こちらも診察時間が取れないことで苦しんでいる初めての患者さんを断ることは意に反する。 しかし断らなければ診療が滞り、待っている患者さんを更に長時間待たせるということになりかねない。 新患の診察には最低1時間は取ってゆっくりと相対することもあり、 その間は再来はストップするが、患者さんたちは大人しくじっと待っている方が多い。 しかも1~2時間待たされてようやく診察室へ入ってきた患者さんから 「今の方は初めての方ですか? 大変でしたね。お疲れ様です。」と逆に労われる。 このような心根の優しい人達だからこそ他人や周囲に気を回し過ぎて、患者さんになるのかもしれない。
ここ10数年ほどの間に、色々な啓蒙活動やTV広告から精神科や心療内科への敷居が低くなったことも有り、 精神科、心療内科のクリニックを受診する患者さんが増加している。 一方、精神科、心療内科のクリニックの開業も多くなったことは統計上でも示されている。 しかし精神科、心療内科クリニックの多くが患者さんで一杯になっているうえに、 最近は予約制にしているクリニックが増えてきており、当日の初診受付が出来なくなっている面もある。
現実、予約制でないクリニックでは患者さんが待合室から溢れ出し、 玄関の外で待っていたり、4~5時間待ってようやく診察を受けられたとか、 診察が終わったのが夜の11時を回っていたなどの話を聞く。 患者さんが納得行くまで話を聞いているので、一人当たりの診察時間が長くなる。 新患が入ればさらに時間がかかり、そのため積もり積もって4~5時間待ちという結果になる。 待っている患者さんも大変であるが、クリニックの医師も大変であろうし、陰で支えるスタッフは更に大変であろうと頭が下がる。

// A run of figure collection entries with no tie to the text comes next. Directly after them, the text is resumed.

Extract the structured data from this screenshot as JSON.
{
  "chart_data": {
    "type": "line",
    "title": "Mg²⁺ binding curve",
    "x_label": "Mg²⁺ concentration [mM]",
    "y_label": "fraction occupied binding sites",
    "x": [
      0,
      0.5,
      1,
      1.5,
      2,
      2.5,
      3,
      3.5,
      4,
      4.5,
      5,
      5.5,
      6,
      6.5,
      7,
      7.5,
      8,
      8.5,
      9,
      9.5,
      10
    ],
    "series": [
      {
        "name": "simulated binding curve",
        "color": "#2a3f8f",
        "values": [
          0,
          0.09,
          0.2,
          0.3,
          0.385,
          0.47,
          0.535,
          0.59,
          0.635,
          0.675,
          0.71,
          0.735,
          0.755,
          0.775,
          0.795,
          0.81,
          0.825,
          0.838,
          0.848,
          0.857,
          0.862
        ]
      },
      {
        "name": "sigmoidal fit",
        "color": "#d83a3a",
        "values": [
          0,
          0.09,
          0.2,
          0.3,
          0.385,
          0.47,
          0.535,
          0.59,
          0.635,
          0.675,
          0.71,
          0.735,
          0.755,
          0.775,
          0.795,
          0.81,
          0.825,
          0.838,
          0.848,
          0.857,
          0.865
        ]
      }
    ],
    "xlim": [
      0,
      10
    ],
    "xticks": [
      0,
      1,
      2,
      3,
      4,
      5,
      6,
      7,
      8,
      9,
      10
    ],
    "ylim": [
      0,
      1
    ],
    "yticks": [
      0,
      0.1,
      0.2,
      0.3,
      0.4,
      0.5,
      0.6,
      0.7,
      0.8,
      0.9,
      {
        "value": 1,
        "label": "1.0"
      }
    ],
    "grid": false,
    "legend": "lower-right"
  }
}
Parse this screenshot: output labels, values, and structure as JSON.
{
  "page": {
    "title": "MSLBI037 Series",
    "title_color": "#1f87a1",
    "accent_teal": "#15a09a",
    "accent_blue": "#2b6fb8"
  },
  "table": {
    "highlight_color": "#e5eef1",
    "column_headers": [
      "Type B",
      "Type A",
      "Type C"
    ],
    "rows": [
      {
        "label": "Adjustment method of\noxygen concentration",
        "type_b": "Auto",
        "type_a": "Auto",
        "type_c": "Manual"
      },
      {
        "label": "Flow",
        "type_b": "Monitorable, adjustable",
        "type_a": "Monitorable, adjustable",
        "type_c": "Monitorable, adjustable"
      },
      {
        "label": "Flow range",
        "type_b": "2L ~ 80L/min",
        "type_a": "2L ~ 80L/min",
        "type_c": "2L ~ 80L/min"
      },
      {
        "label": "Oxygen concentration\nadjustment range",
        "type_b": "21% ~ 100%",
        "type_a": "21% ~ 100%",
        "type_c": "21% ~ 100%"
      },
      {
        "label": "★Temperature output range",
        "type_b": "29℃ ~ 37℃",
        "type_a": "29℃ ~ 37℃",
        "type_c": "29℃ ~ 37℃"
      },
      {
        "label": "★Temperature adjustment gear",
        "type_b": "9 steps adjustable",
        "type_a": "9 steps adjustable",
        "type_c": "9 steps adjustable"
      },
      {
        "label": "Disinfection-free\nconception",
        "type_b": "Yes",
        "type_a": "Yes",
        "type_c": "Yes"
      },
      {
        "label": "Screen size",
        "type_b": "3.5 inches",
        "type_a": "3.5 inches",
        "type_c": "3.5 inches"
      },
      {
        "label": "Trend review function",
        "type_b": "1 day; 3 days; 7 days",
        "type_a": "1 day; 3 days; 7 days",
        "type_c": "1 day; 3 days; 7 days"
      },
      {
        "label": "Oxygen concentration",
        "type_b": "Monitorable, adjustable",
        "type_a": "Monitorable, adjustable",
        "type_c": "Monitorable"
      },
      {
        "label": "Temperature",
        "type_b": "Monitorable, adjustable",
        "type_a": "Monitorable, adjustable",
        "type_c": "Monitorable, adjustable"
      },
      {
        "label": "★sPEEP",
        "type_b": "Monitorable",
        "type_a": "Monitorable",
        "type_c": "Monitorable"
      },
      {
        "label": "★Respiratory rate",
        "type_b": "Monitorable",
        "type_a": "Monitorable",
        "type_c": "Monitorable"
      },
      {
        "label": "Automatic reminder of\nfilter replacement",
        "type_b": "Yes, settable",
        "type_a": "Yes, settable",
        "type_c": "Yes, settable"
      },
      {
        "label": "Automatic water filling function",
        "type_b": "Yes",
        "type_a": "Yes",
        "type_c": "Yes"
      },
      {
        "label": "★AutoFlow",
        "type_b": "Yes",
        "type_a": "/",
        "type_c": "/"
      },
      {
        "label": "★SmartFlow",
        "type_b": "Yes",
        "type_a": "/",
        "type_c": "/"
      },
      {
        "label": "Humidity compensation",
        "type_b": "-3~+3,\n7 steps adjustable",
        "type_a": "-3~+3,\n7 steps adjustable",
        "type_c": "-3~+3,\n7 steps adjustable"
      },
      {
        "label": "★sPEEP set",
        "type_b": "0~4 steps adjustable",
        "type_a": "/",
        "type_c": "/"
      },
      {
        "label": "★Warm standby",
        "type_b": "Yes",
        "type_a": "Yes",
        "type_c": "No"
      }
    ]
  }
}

これらのことを考えると、予約制が良いのか、予約制でないほうが良いのか一概には言えず、 予約時間に来院した患者さんを待たせることなく診察するか、 苦しがっている初めての患者さんを受けるかのジレンマに陥り、色々考えつつ解決法が見つからないまま「次の方、 どうぞ…」と声をかけ、日常の診察が続いていく。

春とは名ばかりで、外は雪であった。